Salvador
Moradores do Residencial Zulmira Barros, em Salvador, cobraram publicamente a liberação do 'habite-se' do conjunto habitacional e fizeram um apelo direto ao prefeito Bruno Reis. Em vídeo divulgado nas redes sociais pelo coordenador de Articulação Social da Secretaria de Relações Institucionais da Bahia (Serin), Joel Meireles, famílias relatam dificuldades e pedem urgência na entrega das unidades.
A gravação, feita nesta quarta-feira (9), mostra moradores reunidos em frente ao empreendimento, ainda sem poder ocupar os imóveis. Entre eles, está Cleide, mãe de duas crianças, que afirma viver situação de vulnerabilidade enquanto aguarda a liberação.
“Estou precisando que o prefeito se sensibilize não só por mim, mas por muitos aqui. Tem gente desempregada, despejada, morando de favor, em situação de risco. Tenha empatia pela gente, libera o habite-se”, disse.
Em coro, os moradores reforçam o apelo com um tom mais direto:
“Bruno Reis, deixa de caô, entrega o habite-se”.
Impasse trava entrega de 300 moradias
O Residencial Zulmira Barros integra o programa habitacional do governo federal e possui cerca de 300 unidades destinadas à população de baixa renda. A entrega estava prevista para o último dia 2, em cerimônia que contaria com a presença do presidente Luiz Inácio Lula da Silva.
No entanto, a Prefeitura de Salvador barrou a emissão do 'habite-se', documento indispensável para que os imóveis sejam oficialmente ocupados. A decisão inviabilizou o evento e deu início a uma disputa de versões entre o Executivo municipal e o governo estadual.
O governador Jerônimo Rodrigues afirmou que a liberação foi impedida pela gestão municipal.
“Nós tínhamos a previsão de que o presidente fizesse duas entregas. Uma delas aqui no Jaguaribe, a outra na região do Subúrbio. Infelizmente, a prefeitura de Salvador não concedeu o ‘Habite-se’ de um dos empreendimentos”, afirmou Jerônimo.
Já o prefeito Bruno Reis sustenta que houve falhas por parte do governo do estado na entrega da documentação necessária.
Troca de acusações e tensão política
A crise se intensificou nos dias seguintes. Em coletiva, Bruno Reis atribuiu o adiamento a uma suposta desorganização do governo estadual e chegou a fazer críticas envolvendo a agenda presidencial.
“Não entregaram os documentos a tempo, mas na sexta-feira a Sósthenes disse a eles que eles podiam inaugurar. Ah, o que é que fizeram? Ficaram tomando whisky até tarde no Palácio de Ondina com o dinheiro do povo, se atrasaram, chegaram atrasados para dar uma volta no VLT e aí não podem entregar as casas”, afirmou o prefeito, em coletiva de imprensa na tarde desta terça-feira (07).
A declaração foi rebatida por Jerônimo Rodrigues nesta quinta-feira (9), durante entrevista ao apresentador Zé Eduardo.

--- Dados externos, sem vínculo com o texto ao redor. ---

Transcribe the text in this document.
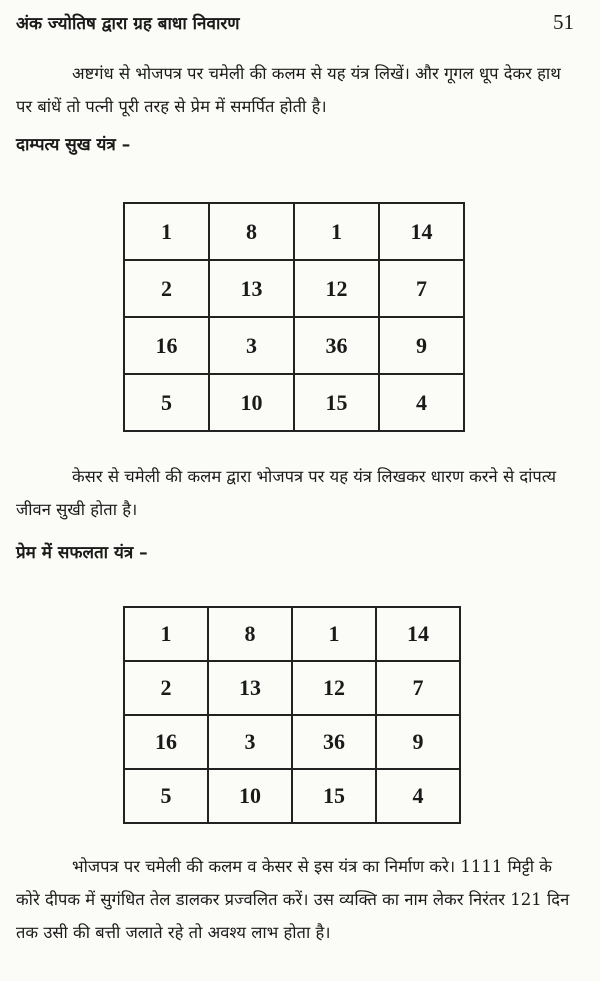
अंक ज्योतिष द्वारा ग्रह बाधा निवारण	51

अष्टगंध से भोजपत्र पर चमेली की कलम से यह यंत्र लिखें। और गूगल धूप देकर हाथ पर बांधें तो पत्नी पूरी तरह से प्रेम में समर्पित होती है।

दाम्पत्य सुख यंत्र –
1	8	1	14
2	13	12	7
16	3	36	9
5	10	15	4

केसर से चमेली की कलम द्वारा भोजपत्र पर यह यंत्र लिखकर धारण करने से दांपत्य जीवन सुखी होता है।

प्रेम में सफलता यंत्र –
1	8	1	14
2	13	12	7
16	3	36	9
5	10	15	4

भोजपत्र पर चमेली की कलम व केसर से इस यंत्र का निर्माण करे। 1111 मिट्टी के कोरे दीपक में सुगंधित तेल डालकर प्रज्वलित करें। उस व्यक्ति का नाम लेकर निरंतर 121 दिन तक उसी की बत्ती जलाते रहे तो अवश्य लाभ होता है।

O governador classificou as falas como injustas e negou que o presidente tenha participado de qualquer evento em Ondina na véspera.
"Fico muito sentido com a forma como foi tratado isso. A gente não pode carregar rancor naquilo que a gente faz", disse o governador. "Primeiro que ele nem foi a Ondina. O presidente não foi em Ondina dessa vez. Quando Lula chegou à tarde, Lula chegou de uma viagem do Ceará e a gente a gente entendeu que o presidente Lula precisava de um descanso pela pegada que ele fez. Então nós fomos ao hotel e nós combinamos que saíremos mais cedo pra deixar o presidente descansar que ele tinha no dia seguinte uma entrevista", acrescentou o gestor estadual.
Moradores do Residencial Zulmira Barros, em Salvador, cobraram publicamente a liberação do 'habite-se' do conjunto habitacional e fizeram um apelo direto ao prefeito Bruno Reis. pic.twitter.com/RiBFqtwSSw
— bnewsvideos (@bnewsvideos) April 9, 2026
E, reforçou: "É muita injustiça isso, Lula, não houve essa coisa nem um dia e nem no hotel, o Lula tava às sete, sete e meia, oito horas dando a entrevista a uma tv no hotel, fez um ao vivo e na sequência fez. Não dá pra destilar ódio e raiva dessa forma, não pode colocar o povo contra um presidente tão querido na Bahia. É injustiça. O presidente Lula não merece esse tipo de tratamento. Nenhum presidente merece o desrespeito, principalmente de um gestor municipal, de uma capital de Estado", finalizou o governador da Bahia.